Create an inclusive and welcoming environment by using appropriate cultural verbiage, both in conversation and in documentation like health histories. This includes:
- Using accepted racial and ethnic categories as defined by the National Institutes of Health.
- Using a non-binary individual’s desired pronouns.
- Giving transgender patients the opportunity to distinguish between the sex assigned to them at birth and their present gender identity.
8. Actively avoid microaggressions.
Microaggressions are small but demeaning actions based on an aspect of a person’s identity. Examples include:
- Implying that a female patient is overreacting or “being emotional”.
- Assuming that a patient does (or does not do) a particular thing because of their race.
- Assuming that a patient with little formal education does not understand you.

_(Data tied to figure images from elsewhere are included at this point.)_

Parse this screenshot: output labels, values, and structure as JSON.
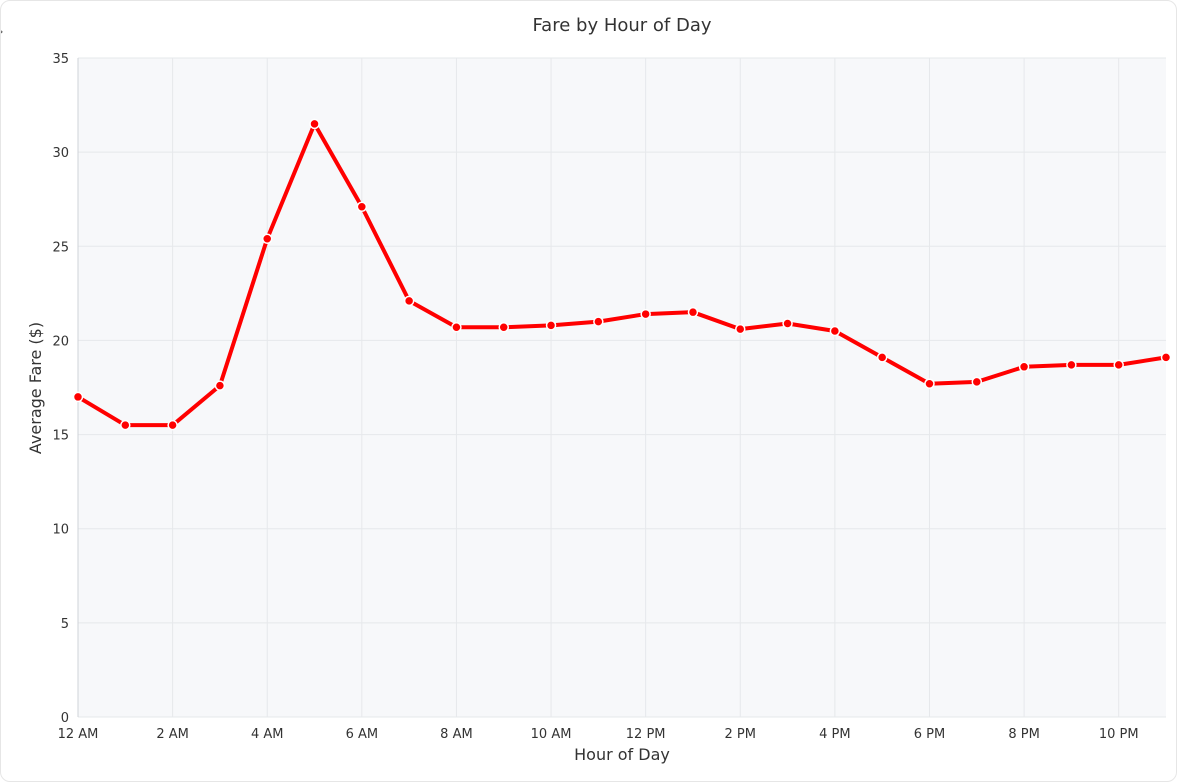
{
  "chart_data": {
    "type": "line",
    "title": "Fare by Hour of Day",
    "xlabel": "Hour of Day",
    "ylabel": "Average Fare ($)",
    "x": [
      0,
      1,
      2,
      3,
      4,
      5,
      6,
      7,
      8,
      9,
      10,
      11,
      12,
      13,
      14,
      15,
      16,
      17,
      18,
      19,
      20,
      21,
      22,
      23
    ],
    "xlim": [
      0,
      23
    ],
    "ylim": [
      0,
      35
    ],
    "xticks": [
      0,
      2,
      4,
      6,
      8,
      10,
      12,
      14,
      16,
      18,
      20,
      22
    ],
    "xtick_labels": [
      "12 AM",
      "2 AM",
      "4 AM",
      "6 AM",
      "8 AM",
      "10 AM",
      "12 PM",
      "2 PM",
      "4 PM",
      "6 PM",
      "8 PM",
      "10 PM"
    ],
    "yticks": [
      0,
      5,
      10,
      15,
      20,
      25,
      30,
      35
    ],
    "ytick_labels": [
      "0",
      "5",
      "10",
      "15",
      "20",
      "25",
      "30",
      "35"
    ],
    "grid": true,
    "series": [
      {
        "values": [
          17.0,
          15.5,
          15.5,
          17.6,
          25.4,
          31.5,
          27.1,
          22.1,
          20.7,
          20.7,
          20.8,
          21.0,
          21.4,
          21.5,
          20.6,
          20.9,
          20.5,
          19.1,
          17.7,
          17.8,
          18.6,
          18.7,
          18.7,
          19.1
        ],
        "color": "#ff0000"
      }
    ]
  }
}
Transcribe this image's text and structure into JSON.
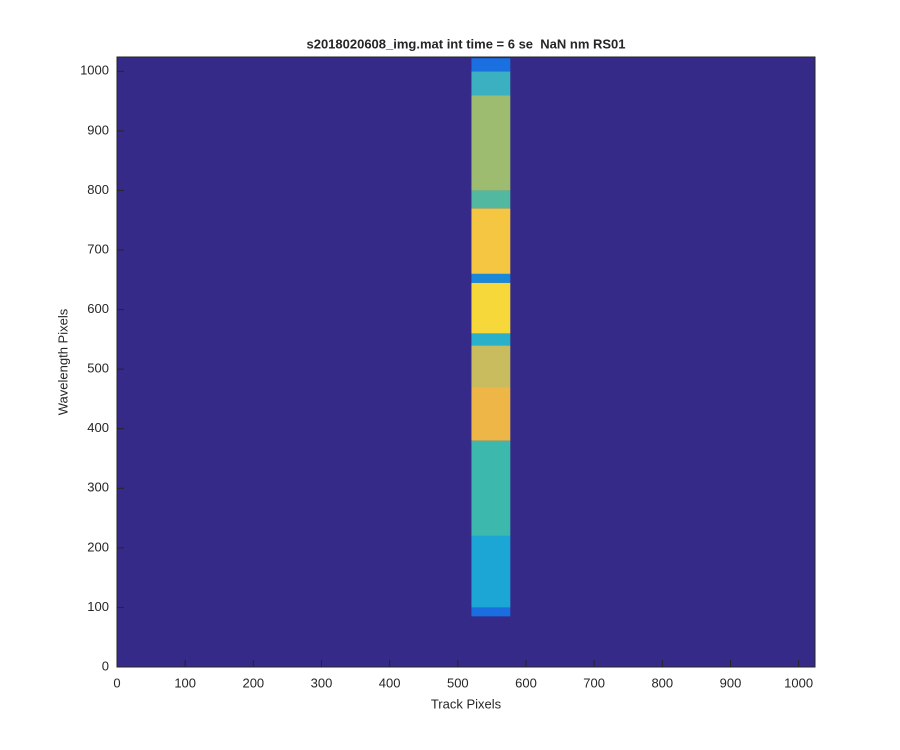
{
  "chart_data": {
    "type": "image",
    "title": "s2018020608_img.mat int time = 6 se  NaN nm RS01",
    "x_label": "Track Pixels",
    "y_label": "Wavelength Pixels",
    "xlim": [
      0,
      1024
    ],
    "ylim": [
      0,
      1024
    ],
    "xticks": [
      0,
      100,
      200,
      300,
      400,
      500,
      600,
      700,
      800,
      900,
      1000
    ],
    "yticks": [
      0,
      100,
      200,
      300,
      400,
      500,
      600,
      700,
      800,
      900,
      1000
    ],
    "background": "#352a87",
    "bands": [
      {
        "x0": 520,
        "x1": 577,
        "y0": 85,
        "y1": 100,
        "color": "#1a6ee0"
      },
      {
        "x0": 520,
        "x1": 577,
        "y0": 100,
        "y1": 220,
        "color": "#1ca6d6"
      },
      {
        "x0": 520,
        "x1": 577,
        "y0": 220,
        "y1": 380,
        "color": "#3cb8ad"
      },
      {
        "x0": 520,
        "x1": 577,
        "y0": 380,
        "y1": 470,
        "color": "#eeb646"
      },
      {
        "x0": 520,
        "x1": 577,
        "y0": 470,
        "y1": 540,
        "color": "#c8bc5e"
      },
      {
        "x0": 520,
        "x1": 577,
        "y0": 540,
        "y1": 560,
        "color": "#2ab0c8"
      },
      {
        "x0": 520,
        "x1": 577,
        "y0": 560,
        "y1": 645,
        "color": "#f7d83a"
      },
      {
        "x0": 520,
        "x1": 577,
        "y0": 645,
        "y1": 660,
        "color": "#1a88d8"
      },
      {
        "x0": 520,
        "x1": 577,
        "y0": 660,
        "y1": 770,
        "color": "#f4c642"
      },
      {
        "x0": 520,
        "x1": 577,
        "y0": 770,
        "y1": 800,
        "color": "#52b8a0"
      },
      {
        "x0": 520,
        "x1": 577,
        "y0": 800,
        "y1": 960,
        "color": "#9ebc70"
      },
      {
        "x0": 520,
        "x1": 577,
        "y0": 960,
        "y1": 1000,
        "color": "#3ab0c0"
      },
      {
        "x0": 520,
        "x1": 577,
        "y0": 1000,
        "y1": 1022,
        "color": "#1a70e0"
      }
    ]
  }
}
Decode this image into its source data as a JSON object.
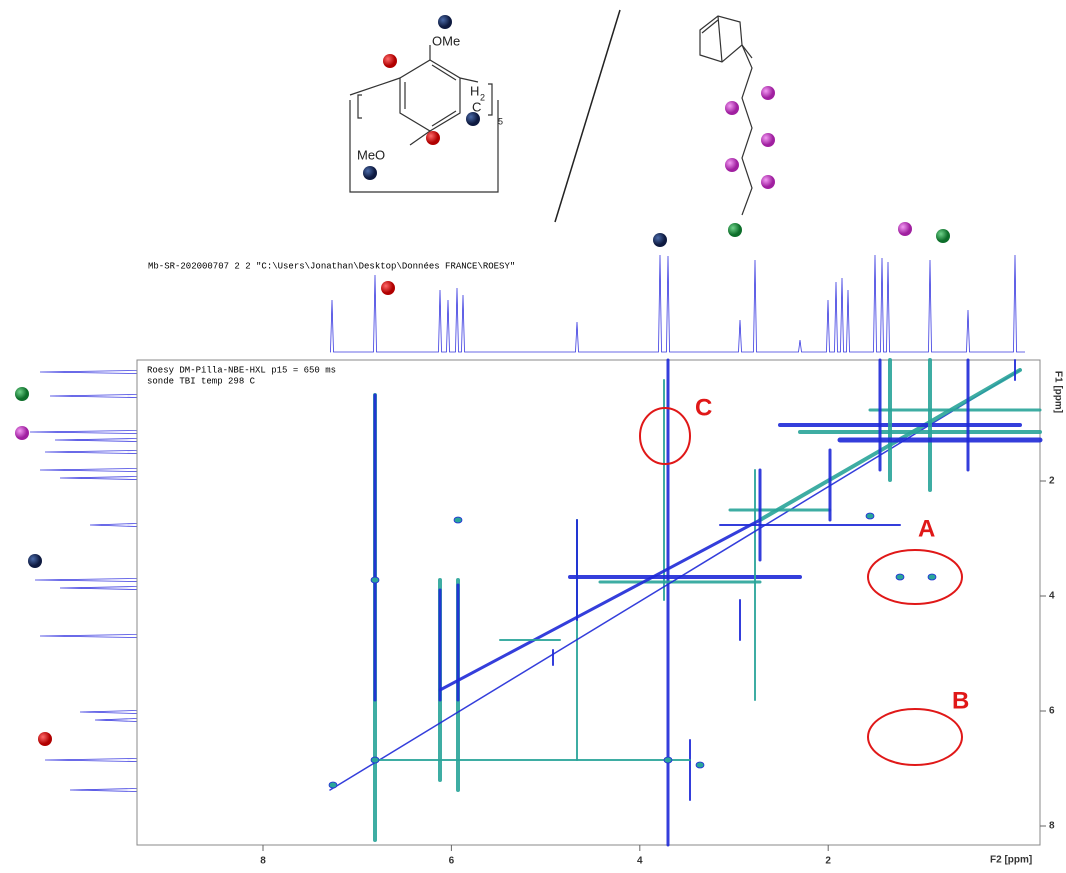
{
  "molecule": {
    "labels": [
      "OMe",
      "MeO",
      "H",
      "2",
      "C",
      "5"
    ]
  },
  "header": {
    "file_line": "Mb-SR-202000707  2  2  \"C:\\Users\\Jonathan\\Desktop\\Données FRANCE\\ROESY\"",
    "experiment": "Roesy DM-Pilla-NBE-HXL p15 = 650 ms",
    "probe": "sonde TBI temp 298 C"
  },
  "x_axis": {
    "label": "F2 [ppm]",
    "ticks": [
      8,
      6,
      4,
      2
    ]
  },
  "y_axis": {
    "label": "F1 [ppm]",
    "ticks": [
      2,
      4,
      6,
      8
    ]
  },
  "annotations": [
    "A",
    "B",
    "C"
  ]
}
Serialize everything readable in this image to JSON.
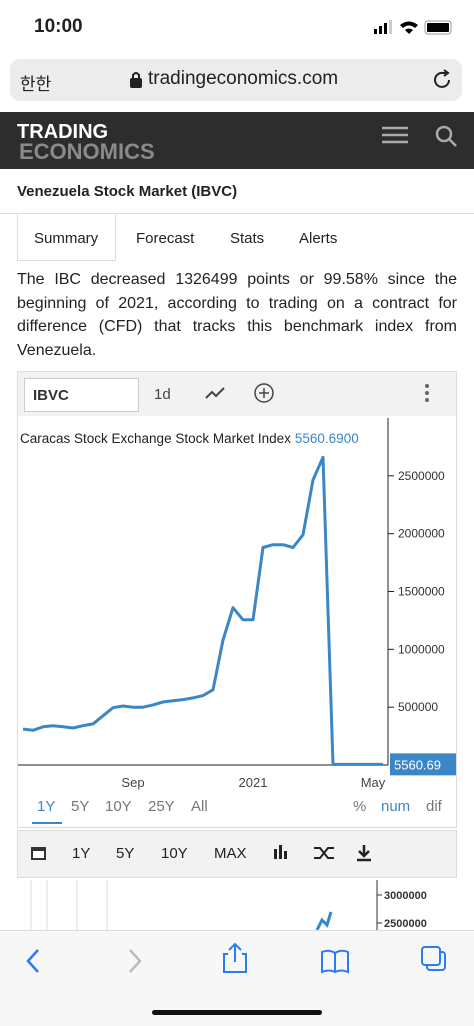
{
  "status": {
    "time": "10:00"
  },
  "browser": {
    "aa": "한한",
    "url": "tradingeconomics.com"
  },
  "header": {
    "logo_top": "TRADING",
    "logo_bottom": "ECONOMICS"
  },
  "page_title": "Venezuela Stock Market (IBVC)",
  "tabs": [
    "Summary",
    "Forecast",
    "Stats",
    "Alerts"
  ],
  "intro": "The IBC decreased 1326499 points or 99.58% since the beginning of 2021, according to trading on a contract for difference (CFD) that tracks this benchmark index from Venezuela.",
  "toolbar": {
    "symbol": "IBVC",
    "interval": "1d"
  },
  "chart_data": {
    "type": "line",
    "title": "Caracas Stock Exchange Stock Market Index",
    "last_text": "5560.6900",
    "last_label": "5560.69",
    "categories": [
      null,
      null,
      null,
      null,
      null,
      null,
      null,
      null,
      null,
      null,
      null,
      "Sep",
      null,
      null,
      null,
      null,
      null,
      null,
      null,
      null,
      null,
      null,
      null,
      "2021",
      null,
      null,
      null,
      null,
      null,
      null,
      null,
      null,
      null,
      null,
      null,
      "May",
      null
    ],
    "series": [
      {
        "name": "IBVC",
        "color": "#3b87c6",
        "values": [
          310000,
          300000,
          330000,
          340000,
          330000,
          320000,
          340000,
          355000,
          425000,
          495000,
          510000,
          500000,
          500000,
          520000,
          545000,
          555000,
          565000,
          580000,
          600000,
          650000,
          1080000,
          1360000,
          1255000,
          1255000,
          1880000,
          1905000,
          1905000,
          1880000,
          1990000,
          2465000,
          2660000,
          5560.69,
          5560.69,
          5560.69,
          5560.69,
          5560.69,
          5560.69
        ]
      }
    ],
    "ylim": [
      0,
      3000000
    ],
    "yticks": [
      500000,
      1000000,
      1500000,
      2000000,
      2500000
    ],
    "grid": false
  },
  "ranges": [
    "1Y",
    "5Y",
    "10Y",
    "25Y",
    "All"
  ],
  "modes": [
    "%",
    "num",
    "dif"
  ],
  "toolbar2": [
    "1Y",
    "5Y",
    "10Y",
    "MAX"
  ],
  "mini_chart": {
    "yticks": [
      3000000,
      2500000
    ]
  }
}
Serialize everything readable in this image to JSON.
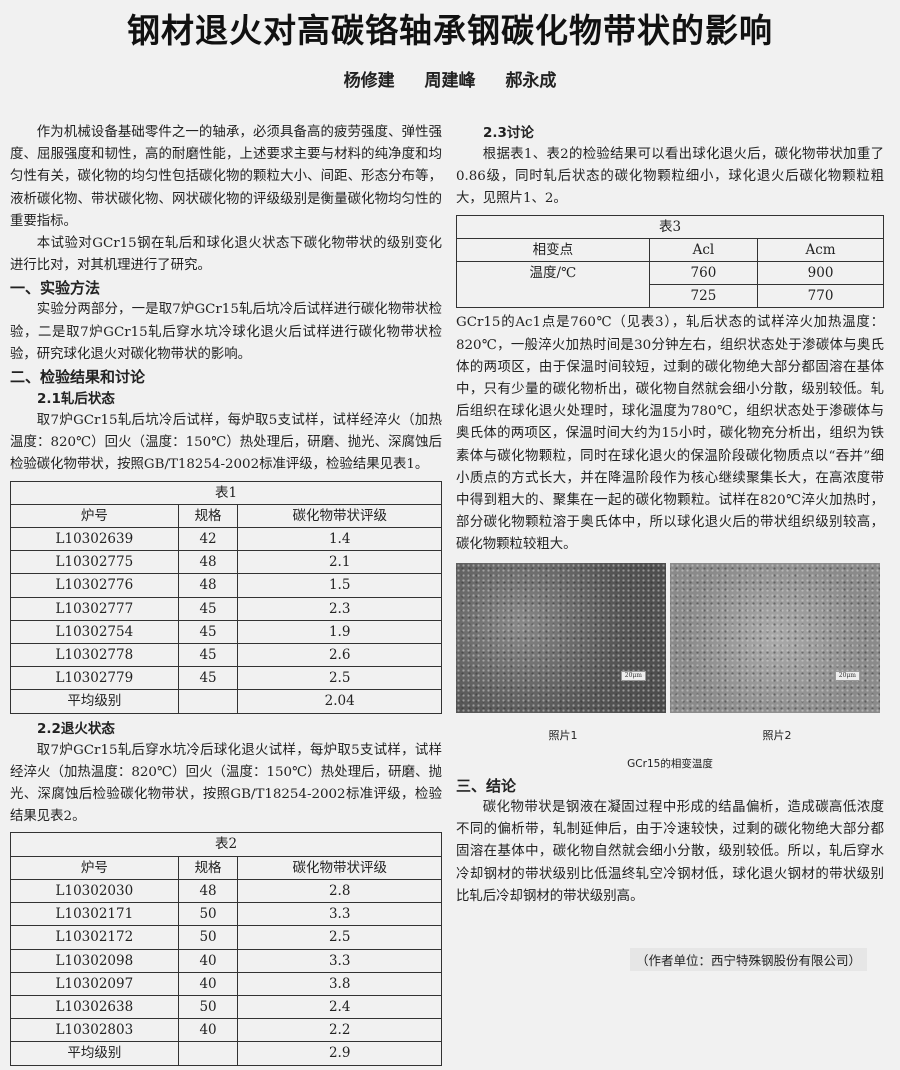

Microaggressions are often unintentional. However, they should be actively avoided as they erode dental practitioner-patient trust, damage communication, and make patients less likely to seek care when needed.
9. Proactively build relationships.
Microaggressions usually arise from stereotypes, which are often reinforced by a lack of contact with the culture or community in question. We can address this in practice by making a proactive effort to learn about, engage and build relationships with the various groups we serve.
Community health outreach is a particularly effective way of achieving this. In one successful initiative, Hispanic caregivers at an early years program were trained to deliver workshops in prenatal and children’s oral health. The intervention was found to improve knowledge, attitudes and beliefs about oral health and care in the community, with the long-term goal of reducing childhood caries.